Technologiepolitik aus seinem Guss

Bereits das vbw Mittelstandsgutachten (2008) hat gezeigt, dass Innovationsfähigkeit und Exportorientierung Firmen voranbringen, zu deren Geschäftserfolg beitragen und Arbeitsplätze im Land sichern kann. Die Innovationspolitik sollte daher grundsätzlich auch eng mit den Instrumenten der Mittelstands- und Außenwirtschaftspolitik verzahnt werden. Denn Wachstum ist vor allem auf neuen Märkten im Ausland möglich.
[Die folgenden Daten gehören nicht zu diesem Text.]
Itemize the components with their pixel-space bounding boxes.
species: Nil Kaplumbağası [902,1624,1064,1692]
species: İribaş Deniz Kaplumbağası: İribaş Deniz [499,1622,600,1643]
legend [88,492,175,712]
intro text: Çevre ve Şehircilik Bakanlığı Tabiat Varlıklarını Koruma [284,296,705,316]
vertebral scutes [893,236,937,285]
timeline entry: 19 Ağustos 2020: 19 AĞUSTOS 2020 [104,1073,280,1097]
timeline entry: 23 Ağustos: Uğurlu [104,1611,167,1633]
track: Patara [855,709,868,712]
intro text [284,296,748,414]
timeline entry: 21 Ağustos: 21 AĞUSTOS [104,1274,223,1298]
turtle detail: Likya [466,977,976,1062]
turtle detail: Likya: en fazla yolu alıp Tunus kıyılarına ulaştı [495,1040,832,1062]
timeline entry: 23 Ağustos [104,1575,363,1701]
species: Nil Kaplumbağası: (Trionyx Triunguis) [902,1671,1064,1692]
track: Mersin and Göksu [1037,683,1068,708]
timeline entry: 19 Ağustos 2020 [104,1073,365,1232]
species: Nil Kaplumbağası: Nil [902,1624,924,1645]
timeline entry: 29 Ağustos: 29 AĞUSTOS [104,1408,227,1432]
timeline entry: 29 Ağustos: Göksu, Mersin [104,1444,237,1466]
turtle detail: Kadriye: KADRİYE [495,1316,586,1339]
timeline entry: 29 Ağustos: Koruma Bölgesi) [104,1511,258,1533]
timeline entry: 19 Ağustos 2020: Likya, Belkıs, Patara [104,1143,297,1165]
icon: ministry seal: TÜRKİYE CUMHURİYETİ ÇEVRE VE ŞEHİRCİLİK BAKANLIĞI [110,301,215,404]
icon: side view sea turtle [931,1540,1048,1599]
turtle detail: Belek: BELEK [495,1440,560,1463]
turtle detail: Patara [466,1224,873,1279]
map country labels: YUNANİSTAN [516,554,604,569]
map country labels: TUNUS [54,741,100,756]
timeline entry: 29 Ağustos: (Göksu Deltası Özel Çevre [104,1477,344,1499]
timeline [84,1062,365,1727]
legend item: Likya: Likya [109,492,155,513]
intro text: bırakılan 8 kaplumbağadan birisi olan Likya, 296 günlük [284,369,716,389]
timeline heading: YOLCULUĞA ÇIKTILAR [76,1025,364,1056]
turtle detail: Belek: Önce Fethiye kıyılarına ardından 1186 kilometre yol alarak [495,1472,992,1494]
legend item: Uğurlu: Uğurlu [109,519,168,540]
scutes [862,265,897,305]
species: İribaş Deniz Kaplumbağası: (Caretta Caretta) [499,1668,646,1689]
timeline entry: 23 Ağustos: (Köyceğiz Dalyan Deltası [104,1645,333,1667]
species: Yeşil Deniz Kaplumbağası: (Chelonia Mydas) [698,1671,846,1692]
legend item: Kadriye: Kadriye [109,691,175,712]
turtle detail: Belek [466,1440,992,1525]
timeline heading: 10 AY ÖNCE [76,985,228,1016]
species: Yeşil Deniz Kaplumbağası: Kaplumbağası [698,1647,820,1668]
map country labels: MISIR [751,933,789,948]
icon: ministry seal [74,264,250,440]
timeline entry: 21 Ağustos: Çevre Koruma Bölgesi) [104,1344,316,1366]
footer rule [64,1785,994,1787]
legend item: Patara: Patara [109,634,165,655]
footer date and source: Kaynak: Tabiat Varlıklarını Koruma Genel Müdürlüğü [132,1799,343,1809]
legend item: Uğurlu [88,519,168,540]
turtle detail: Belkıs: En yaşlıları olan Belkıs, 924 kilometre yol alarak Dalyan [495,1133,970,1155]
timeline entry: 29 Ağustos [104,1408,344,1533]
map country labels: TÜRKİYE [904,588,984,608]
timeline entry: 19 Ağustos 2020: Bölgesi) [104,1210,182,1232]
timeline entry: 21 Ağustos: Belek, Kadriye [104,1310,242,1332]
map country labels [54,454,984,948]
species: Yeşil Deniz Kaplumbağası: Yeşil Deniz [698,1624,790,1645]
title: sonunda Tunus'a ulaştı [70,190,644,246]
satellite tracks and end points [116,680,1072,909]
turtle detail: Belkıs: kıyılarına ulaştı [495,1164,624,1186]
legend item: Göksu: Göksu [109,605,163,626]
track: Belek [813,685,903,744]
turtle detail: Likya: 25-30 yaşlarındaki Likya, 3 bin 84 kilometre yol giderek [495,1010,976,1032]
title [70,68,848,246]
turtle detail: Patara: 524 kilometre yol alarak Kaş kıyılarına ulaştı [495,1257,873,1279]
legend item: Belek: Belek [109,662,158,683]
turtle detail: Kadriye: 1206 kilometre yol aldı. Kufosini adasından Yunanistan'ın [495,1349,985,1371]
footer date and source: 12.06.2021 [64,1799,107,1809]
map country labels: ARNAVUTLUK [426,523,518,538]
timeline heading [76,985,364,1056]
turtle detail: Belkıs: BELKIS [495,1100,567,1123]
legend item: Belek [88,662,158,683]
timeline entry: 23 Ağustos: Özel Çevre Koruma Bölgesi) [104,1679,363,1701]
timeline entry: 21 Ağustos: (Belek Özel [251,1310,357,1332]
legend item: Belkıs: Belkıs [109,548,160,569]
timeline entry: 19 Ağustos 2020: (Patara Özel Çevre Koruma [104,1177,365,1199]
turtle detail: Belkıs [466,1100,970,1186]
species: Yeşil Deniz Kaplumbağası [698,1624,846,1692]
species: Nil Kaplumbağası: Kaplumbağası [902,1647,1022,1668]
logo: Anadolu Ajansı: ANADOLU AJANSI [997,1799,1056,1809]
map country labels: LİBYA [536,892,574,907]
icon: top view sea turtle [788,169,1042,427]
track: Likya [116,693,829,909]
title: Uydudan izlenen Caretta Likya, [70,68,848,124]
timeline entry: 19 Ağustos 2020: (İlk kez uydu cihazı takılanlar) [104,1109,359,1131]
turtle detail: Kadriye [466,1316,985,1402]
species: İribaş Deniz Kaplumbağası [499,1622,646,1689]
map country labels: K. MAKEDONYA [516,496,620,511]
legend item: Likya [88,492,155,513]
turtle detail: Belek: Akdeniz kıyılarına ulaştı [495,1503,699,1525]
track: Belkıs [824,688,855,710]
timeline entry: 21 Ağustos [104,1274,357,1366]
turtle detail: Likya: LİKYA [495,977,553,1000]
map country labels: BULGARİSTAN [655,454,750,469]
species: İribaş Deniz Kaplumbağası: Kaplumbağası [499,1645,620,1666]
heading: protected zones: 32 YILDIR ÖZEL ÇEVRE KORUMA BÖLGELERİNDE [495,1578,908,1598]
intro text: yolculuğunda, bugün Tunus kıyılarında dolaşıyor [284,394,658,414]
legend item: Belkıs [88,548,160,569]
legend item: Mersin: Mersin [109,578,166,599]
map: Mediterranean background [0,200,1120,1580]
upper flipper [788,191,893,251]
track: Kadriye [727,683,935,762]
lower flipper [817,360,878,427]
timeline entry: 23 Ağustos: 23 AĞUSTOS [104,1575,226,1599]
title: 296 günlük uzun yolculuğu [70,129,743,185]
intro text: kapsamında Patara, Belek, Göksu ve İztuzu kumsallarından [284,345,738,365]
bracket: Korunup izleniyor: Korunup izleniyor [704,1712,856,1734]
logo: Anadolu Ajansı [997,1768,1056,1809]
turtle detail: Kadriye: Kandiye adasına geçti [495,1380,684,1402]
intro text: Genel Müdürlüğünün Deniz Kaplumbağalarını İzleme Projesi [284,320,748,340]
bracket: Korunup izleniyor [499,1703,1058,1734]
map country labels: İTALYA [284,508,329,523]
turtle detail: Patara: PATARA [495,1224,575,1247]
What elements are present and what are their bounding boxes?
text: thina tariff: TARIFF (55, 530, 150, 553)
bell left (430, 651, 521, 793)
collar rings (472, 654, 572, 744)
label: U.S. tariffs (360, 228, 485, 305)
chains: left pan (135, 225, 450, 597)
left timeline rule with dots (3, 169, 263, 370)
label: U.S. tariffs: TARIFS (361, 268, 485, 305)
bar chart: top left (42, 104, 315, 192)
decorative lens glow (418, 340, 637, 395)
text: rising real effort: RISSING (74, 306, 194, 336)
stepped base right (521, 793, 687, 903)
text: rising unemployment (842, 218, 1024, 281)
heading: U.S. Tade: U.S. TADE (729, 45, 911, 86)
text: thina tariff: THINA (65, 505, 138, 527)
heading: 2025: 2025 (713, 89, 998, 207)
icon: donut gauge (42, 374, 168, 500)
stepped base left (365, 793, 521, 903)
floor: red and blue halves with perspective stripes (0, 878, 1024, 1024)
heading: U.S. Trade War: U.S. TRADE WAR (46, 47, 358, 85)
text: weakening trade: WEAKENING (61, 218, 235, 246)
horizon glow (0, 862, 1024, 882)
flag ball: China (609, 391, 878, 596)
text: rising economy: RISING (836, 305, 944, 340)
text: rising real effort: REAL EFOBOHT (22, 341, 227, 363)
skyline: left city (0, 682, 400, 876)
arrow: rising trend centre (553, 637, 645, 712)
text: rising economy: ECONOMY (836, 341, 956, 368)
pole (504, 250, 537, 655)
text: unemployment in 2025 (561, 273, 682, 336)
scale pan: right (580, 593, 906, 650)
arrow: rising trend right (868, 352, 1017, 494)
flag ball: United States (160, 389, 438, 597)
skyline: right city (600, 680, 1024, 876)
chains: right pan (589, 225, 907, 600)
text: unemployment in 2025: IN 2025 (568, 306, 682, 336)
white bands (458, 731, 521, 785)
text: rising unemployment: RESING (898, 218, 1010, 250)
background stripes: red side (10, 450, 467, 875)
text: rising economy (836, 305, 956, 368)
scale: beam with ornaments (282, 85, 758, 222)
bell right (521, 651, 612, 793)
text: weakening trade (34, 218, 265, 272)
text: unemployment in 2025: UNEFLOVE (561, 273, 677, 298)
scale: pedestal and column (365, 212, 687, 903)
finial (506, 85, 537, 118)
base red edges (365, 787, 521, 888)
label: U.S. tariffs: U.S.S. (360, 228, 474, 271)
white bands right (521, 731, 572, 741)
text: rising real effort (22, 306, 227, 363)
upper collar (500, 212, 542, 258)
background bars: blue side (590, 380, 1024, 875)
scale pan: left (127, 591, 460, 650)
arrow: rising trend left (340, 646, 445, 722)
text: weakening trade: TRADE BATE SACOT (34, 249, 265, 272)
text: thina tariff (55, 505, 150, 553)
Gerade für innovationsstarke Unternehmen öffnet sich dort eine Tür zum Erfolg. Wenn die Unternehmen weltweit denken und agieren, können sie den Absatz ihrer Produkte oder Dienstleistungen steigern und damit gleichzeitig ihre Ausgaben für Forschung und Entwicklung rasch wieder refinanzieren. Gerade vor dem Hintergrund, dass auch die emerging markets ihre Forschung und Entwicklung kräftig ankurbeln ist dies unerlässlich. Zwar kommt Bayern in der aktuellen vbw Studie „Industrielle Standortqualität Bayern im internationalen Vergleich“ auf Platz drei – vor dem Freistaat sind lediglich Schweden und die Schweiz platziert. Gleichzeitig warnt die Studie aber auch, dass China (Rang 24) bereits heute unser größter Konkurrent ist. Daher gilt es, die Wettbewerbsfähigkeit weiterhin zu stärken, innovativ zu bleiben und sich noch intensiver als bisher international aufzustellen.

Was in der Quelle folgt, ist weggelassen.